Did you ever encounter mentions of a “file carving” technique used to recover information from formatted, corrupted and inaccessible disks? Originally, file carving (or data carving) was invented as a technique used by forensic specialists to recover evidence a suspect attempted to destroy. In the context of data recovery tools, the term is almost never used correctly. In this article, we’ll discuss the data carving technique and talk about the differences between this technology and the more commonly available signature search analysis.
What Is Data Carving?
Data carving is a technique used by forensic investigators to recover fragmented files from hard disks with missing, damaged or corrupted file system data. The technique is based on a variation of signature search, an algorithm commonly used in many commercially available data recovery tools such as The Undelete or HDD Recovery Pro. With signature search, a data recovery tool can scan the entire surface of the hard disk looking for characteristic signatures of known file types, detecting and analyzing their headers in order to determine the exact file length.
While the idea of file carving is similar to that of signature search algorithms, the carving approach is essentially different in that it applies a significant amount of heuristics in order to reassemble files being recovered from multiple fragments. In the absence of the actual file system, assembling a file from multiple fragments scattered all over the disk is a task far from trivial. The file carving process makes extensive use of information obtained from known file structures, analyzing the content of the file and applying heuristic algorithms in order to reconstruct a working copy of a file from multiple fragments.

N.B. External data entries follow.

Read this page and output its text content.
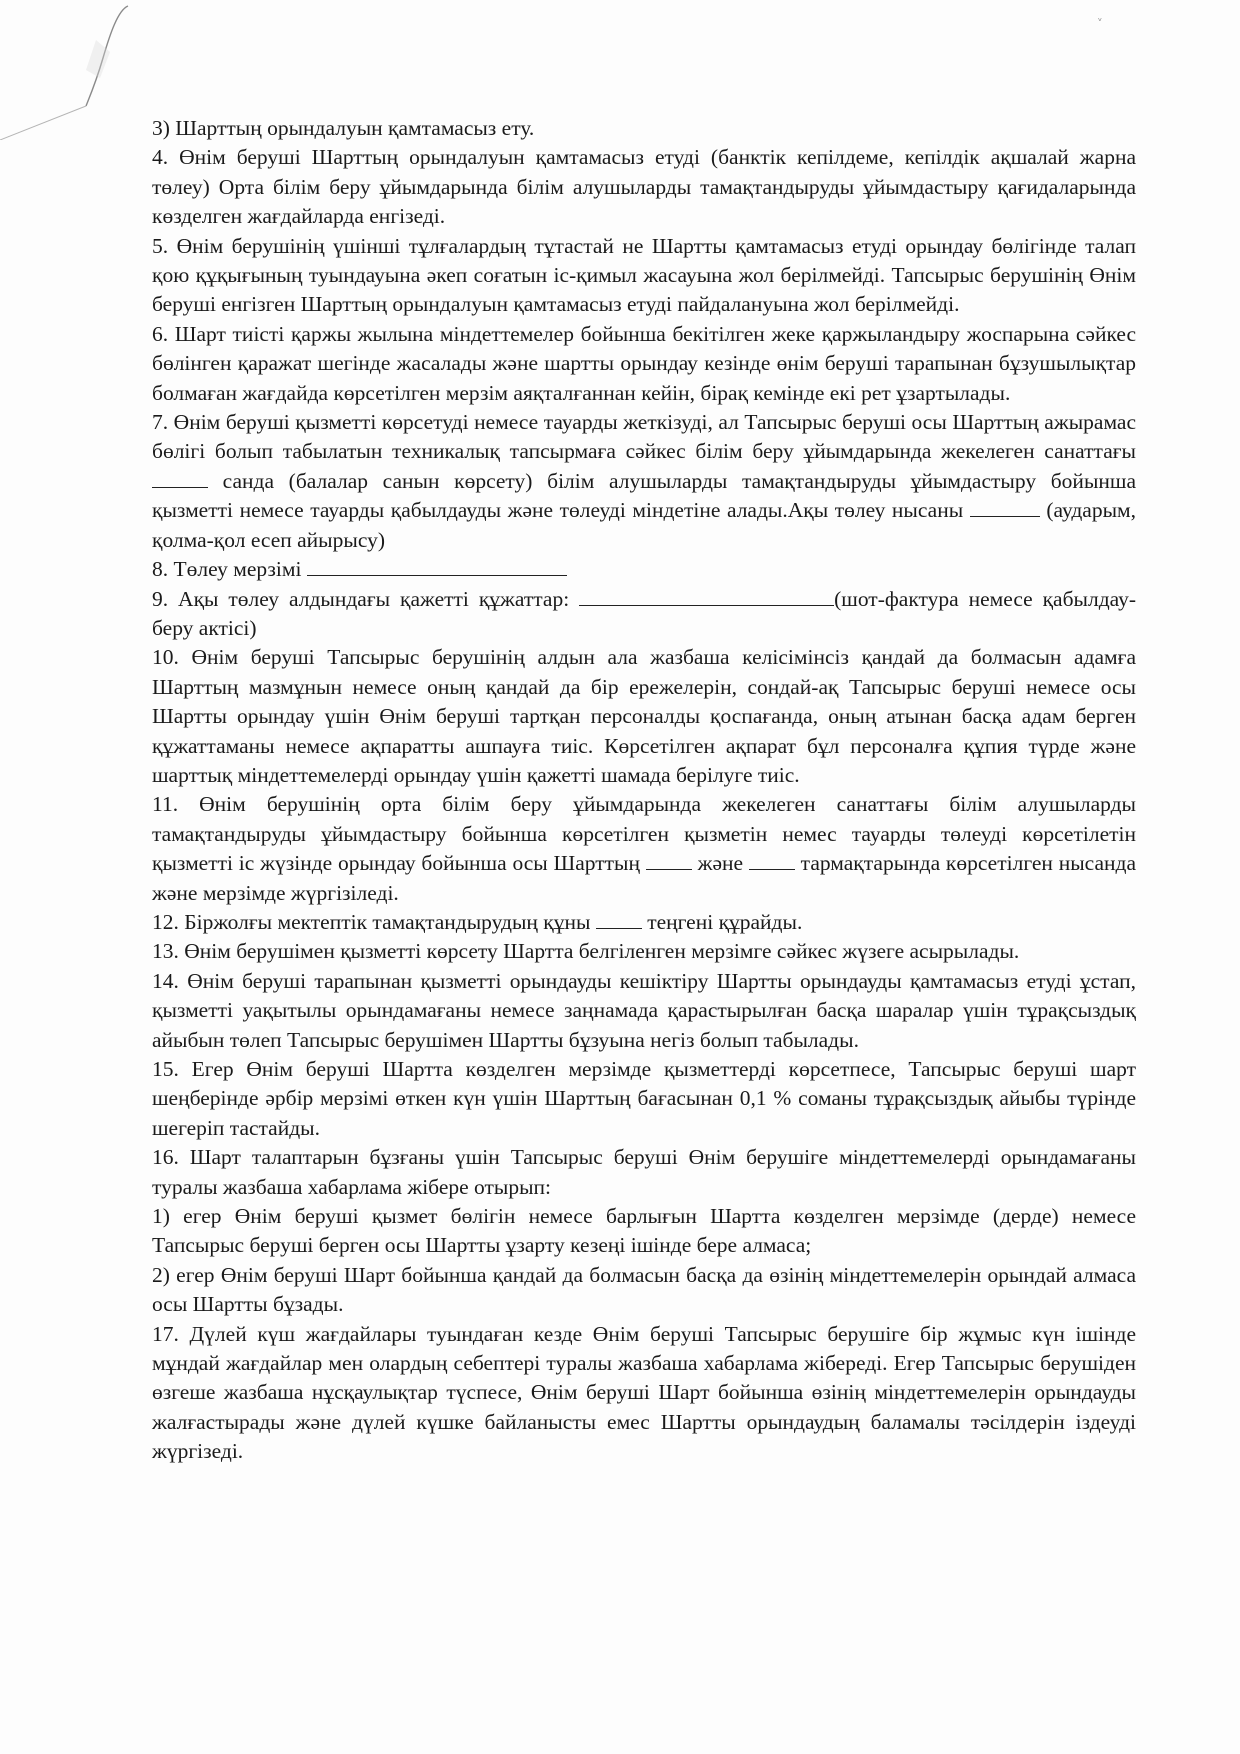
ᵥ

3) Шарттың орындалуын қамтамасыз ету.

4. Өнім беруші Шарттың орындалуын қамтамасыз етуді (банктік кепілдеме, кепілдік ақшалай жарна төлеу) Орта білім беру ұйымдарында білім алушыларды тамақтандыруды ұйымдастыру қағидаларында көзделген жағдайларда енгізеді.

5. Өнім берушінің үшінші тұлғалардың тұтастай не Шартты қамтамасыз етуді орындау бөлігінде талап қою құқығының туындауына әкеп соғатын іс-қимыл жасауына жол берілмейді. Тапсырыс берушінің Өнім беруші енгізген Шарттың орындалуын қамтамасыз етуді пайдалануына жол берілмейді.

6. Шарт тиісті қаржы жылына міндеттемелер бойынша бекітілген жеке қаржыландыру жоспарына сәйкес бөлінген қаражат шегінде жасалады және шартты орындау кезінде өнім беруші тарапынан бұзушылықтар болмаған жағдайда көрсетілген мерзім аяқталғаннан кейін, бірақ кемінде екі рет ұзартылады.

7. Өнім беруші қызметті көрсетуді немесе тауарды жеткізуді, ал Тапсырыс беруші осы Шарттың ажырамас бөлігі болып табылатын техникалық тапсырмаға сәйкес білім беру ұйымдарында жекелеген санаттағы  санда (балалар санын көрсету) білім алушыларды тамақтандыруды ұйымдастыру бойынша қызметті немесе тауарды қабылдауды және төлеуді міндетіне алады.Ақы төлеу нысаны	(аударым, қолма-қол есеп айырысу)

8. Төлеу мерзімі

9. Ақы төлеу алдындағы қажетті құжаттар:	(шот-фактура немесе қабылдау-беру актісі)

10. Өнім беруші Тапсырыс берушінің алдын ала жазбаша келісімінсіз қандай да болмасын адамға Шарттың мазмұнын немесе оның қандай да бір ережелерін, сондай-ақ Тапсырыс беруші немесе осы Шартты орындау үшін Өнім беруші тартқан персоналды қоспағанда, оның атынан басқа адам берген құжаттаманы немесе ақпаратты ашпауға тиіс. Көрсетілген ақпарат бұл персоналға құпия түрде және шарттық міндеттемелерді орындау үшін қажетті шамада берілуге тиіс.

11. Өнім берушінің орта білім беру ұйымдарында жекелеген санаттағы білім алушыларды тамақтандыруды ұйымдастыру бойынша көрсетілген қызметін немес тауарды төлеуді көрсетілетін қызметті іс жүзінде орындау бойынша осы Шарттың	және	тармақтарында көрсетілген нысанда және мерзімде жүргізіледі.

12. Біржолғы мектептік тамақтандырудың құны	теңгені құрайды.

13. Өнім берушімен қызметті көрсету Шартта белгіленген мерзімге сәйкес жүзеге асырылады.

14. Өнім беруші тарапынан қызметті орындауды кешіктіру Шартты орындауды қамтамасыз етуді ұстап, қызметті уақытылы орындамағаны немесе заңнамада қарастырылған басқа шаралар үшін тұрақсыздық айыбын төлеп Тапсырыс берушімен Шартты бұзуына негіз болып табылады.

15. Егер Өнім беруші Шартта көзделген мерзімде қызметтерді көрсетпесе, Тапсырыс беруші шарт шеңберінде әрбір мерзімі өткен күн үшін Шарттың бағасынан 0,1 % соманы тұрақсыздық айыбы түрінде шегеріп тастайды.

16. Шарт талаптарын бұзғаны үшін Тапсырыс беруші Өнім берушіге міндеттемелерді орындамағаны туралы жазбаша хабарлама жіберe отырып:

1) егер Өнім беруші қызмет бөлігін немесе барлығын Шартта көзделген мерзімде (дерде) немесе Тапсырыс беруші берген осы Шартты ұзарту кезеңі ішінде бере алмаса;

2) егер Өнім беруші Шарт бойынша қандай да болмасын басқа да өзінің міндеттемелерін орындай алмаса осы Шартты бұзады.

17. Дүлей күш жағдайлары туындаған кезде Өнім беруші Тапсырыс берушіге бір жұмыс күн ішінде мұндай жағдайлар мен олардың себептері туралы жазбаша хабарлама жібереді. Егер Тапсырыс берушіден өзгеше жазбаша нұсқаулықтар түспесе, Өнім беруші Шарт бойынша өзінің міндеттемелерін орындауды жалғастырады және дүлей күшке байланысты емес Шартты орындаудың баламалы тәсілдерін іздеуді жүргізеді.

Signature Search vs. File Carving
Now, signature search algorithms also analyze information obtained from known file structures in order to recover files. What’s the difference?
Signature search algorithms only analyze limited information about the files such as file headers in order to determine the length of the file. Signature search assumes that the file was stored in a single continuous chunk – which is sometimes not true due to disk fragmentation.
File carving algorithms were specifically designed to take disk fragmentation into account. The file carving technique takes info account all types of information contained in files including file headers and actual file content. The technique makes extensive use of heuristics regarding the typical structures of known file formats as well as how file systems handle fragmented data. By using information obtained from multiple sources, the file carving process can guess which fragments belong together, effectively reconstructing fragmented files from multiple pieces.